I like my homemade Bluesbreaker, so I thought my eBay Marshall Guv'nor GV-2 would sound
good. I didn't like it at all, on to the shelf it goes. I could do the "mods" thing where I audition
different diodes, change a few caps, change the opamp and declare the result "Organic, luscious,
vintage, soaring, sustaing, spiritually uplifting". Or "Want to have the sound and tone of the guitar
gods!?!", as Robert Keeley would say.
Instead, I'm going to go all psuedo-rational with "Lucious Circuit Analysis", "Side by Side
Comparisons of the Gods$%@!%", lets see how that goes.

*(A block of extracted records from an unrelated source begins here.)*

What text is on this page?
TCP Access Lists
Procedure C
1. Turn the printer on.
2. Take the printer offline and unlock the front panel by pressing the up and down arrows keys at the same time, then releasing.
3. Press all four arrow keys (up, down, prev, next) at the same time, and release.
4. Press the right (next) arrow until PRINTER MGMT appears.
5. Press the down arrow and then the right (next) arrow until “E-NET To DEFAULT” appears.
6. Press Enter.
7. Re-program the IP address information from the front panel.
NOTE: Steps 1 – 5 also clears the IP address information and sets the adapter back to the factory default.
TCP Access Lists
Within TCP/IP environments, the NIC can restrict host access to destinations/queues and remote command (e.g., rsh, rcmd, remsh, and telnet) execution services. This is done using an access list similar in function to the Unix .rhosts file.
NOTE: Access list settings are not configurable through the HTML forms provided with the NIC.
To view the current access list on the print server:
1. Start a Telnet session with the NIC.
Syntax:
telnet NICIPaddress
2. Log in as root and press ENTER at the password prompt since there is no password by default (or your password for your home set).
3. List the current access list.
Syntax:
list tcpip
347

What's wrong with this picture? Well, the circuit cuts all the lows and highs. And I don't like like
that. I'm sure lots of people do. But my Morley JD-10 is a diode clipper and I really like it. What is
the difference?
Well the JD10 doesn't cut all the treble. The JD10 has a "Rock" switch which shorts R6 for a gain
boost and treble cut. So let's do a 30-minuite hack job on the GV-2. I would leave the old black
Guv'nor alone, sell it on eBay, and buy a JD10 plus change. But I have the cheapo silver one.
Close enough, the 0.001 treble booster cap has less effect at high gain, a bit like the JD-10 "Rock"
setting. But the diodes are way different from the JD-10. Do diodes in the feedback loop change the
frequency response? You bet.
Lookin' good, like she should. As Johnny Winter would say, and this does remind me of a cranked
MusicMan SS preamp, tube output. So the above schematic is what I did.
Sound sample. mod GV-2 first, JD-10 second. (B.C. Rich switcher in action)
I suppose the reduced treble at high gain is debatable, enough for one day.